How Borrowing Too Much Brought Wall Street to Its Knees
What Is Leverage?
Let’s say you have $10.
But you borrow $90 more so you can make a $100 investment.
That’s leverage—using borrowed money to try to make more money.
If that $100 investment goes up 10%, you make a great profit.
But if it drops 10%? You lose everything… and still owe money.
🏗️ It’s like building taller and taller using stilts—looks good, but easy to topple.
What Did Wall Street Do?
In the early 2000s, banks and investment firms like Lehman Brothers used extreme leverage.
- They were borrowing $30 or more for every $1 of their own money.
- Why? To buy risky mortgage-backed securities and other complex financial products.
- More borrowed money = bigger bets = bigger rewards… until the music stops.
They built a huge tower of debt on a tiny base of real money.
What Went Wrong in 2008?
When homeowners started defaulting on mortgages:
- Those “safe” investments tanked.
- Even small losses caused massive damage—because banks were over-leveraged.
- No one wanted to lend anymore.
- Big firms like Lehman Brothers collapsed because they couldn’t pay back what they owed.
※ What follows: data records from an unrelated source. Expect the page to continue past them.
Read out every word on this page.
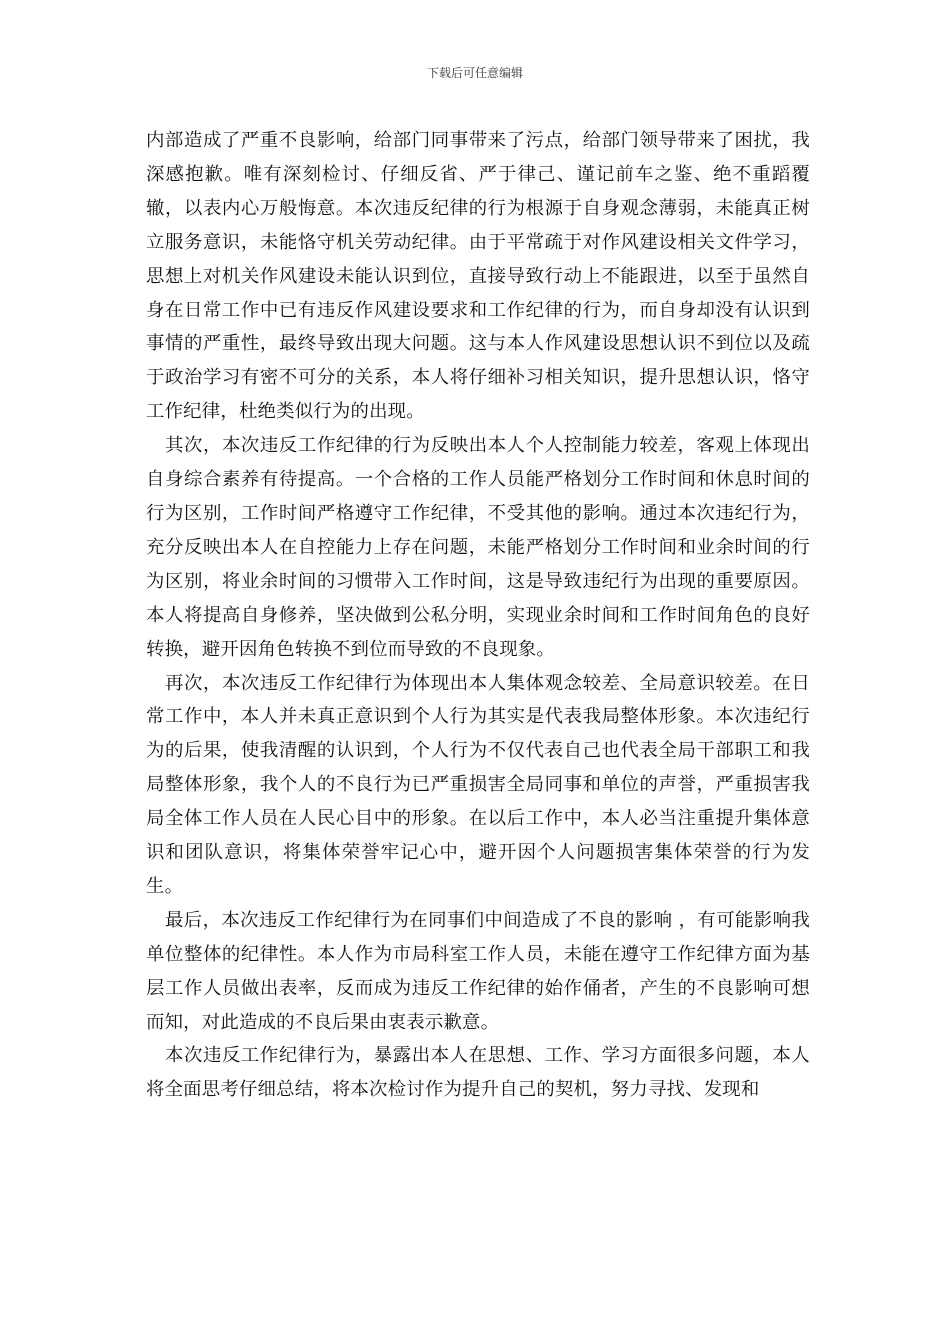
下载后可任意编辑

内部造成了严重不良影响，给部门同事带来了污点，给部门领导带来了困扰，我深感抱歉。唯有深刻检讨、仔细反省、严于律己、谨记前车之鉴、绝不重蹈覆辙，以表内心万般悔意。本次违反纪律的行为根源于自身观念薄弱，未能真正树立服务意识，未能恪守机关劳动纪律。由于平常疏于对作风建设相关文件学习，思想上对机关作风建设未能认识到位，直接导致行动上不能跟进，以至于虽然自身在日常工作中已有违反作风建设要求和工作纪律的行为，而自身却没有认识到事情的严重性，最终导致出现大问题。这与本人作风建设思想认识不到位以及疏于政治学习有密不可分的关系，本人将仔细补习相关知识，提升思想认识，恪守工作纪律，杜绝类似行为的出现。

其次，本次违反工作纪律的行为反映出本人个人控制能力较差，客观上体现出自身综合素养有待提高。一个合格的工作人员能严格划分工作时间和休息时间的行为区别，工作时间严格遵守工作纪律，不受其他的影响。通过本次违纪行为，充分反映出本人在自控能力上存在问题，未能严格划分工作时间和业余时间的行为区别，将业余时间的习惯带入工作时间，这是导致违纪行为出现的重要原因。本人将提高自身修养，坚决做到公私分明，实现业余时间和工作时间角色的良好转换，避开因角色转换不到位而导致的不良现象。

再次，本次违反工作纪律行为体现出本人集体观念较差、全局意识较差。在日常工作中，本人并未真正意识到个人行为其实是代表我局整体形象。本次违纪行为的后果，使我清醒的认识到，个人行为不仅代表自己也代表全局干部职工和我局整体形象，我个人的不良行为已严重损害全局同事和单位的声誉，严重损害我局全体工作人员在人民心目中的形象。在以后工作中，本人必当注重提升集体意识和团队意识，将集体荣誉牢记心中，避开因个人问题损害集体荣誉的行为发生。

最后，本次违反工作纪律行为在同事们中间造成了不良的影响 ，有可能影响我单位整体的纪律性。本人作为市局科室工作人员，未能在遵守工作纪律方面为基层工作人员做出表率，反而成为违反工作纪律的始作俑者，产生的不良影响可想而知，对此造成的不良后果由衷表示歉意。

本次违反工作纪律行为，暴露出本人在思想、工作、学习方面很多问题，本人将全面思考仔细总结，将本次检讨作为提升自己的契机，努力寻找、发现和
The entire financial system started to fall like a house of cards.
Why Leverage is So Risky
- It amplifies gains, but also amplifies losses.
- A small market drop can wipe out leveraged institutions completely.
- When multiple banks are leveraged and panic hits, everyone starts selling, causing a crash.
Leverage isn’t just a Wall Street thing. It’s everywhere:
- Credit cards
- Student loans
- Margin trading apps
- Even businesses use it to grow faster
Understanding leverage = understanding risk.
If you borrow too much in any part of life, you’re building your own house of cards.
“Leverage is like nitro: powerful, but dangerous if mishandled.”
In 2008, it blew up the global economy.
Now that you know what it looks like—you’re less likely to fall for it.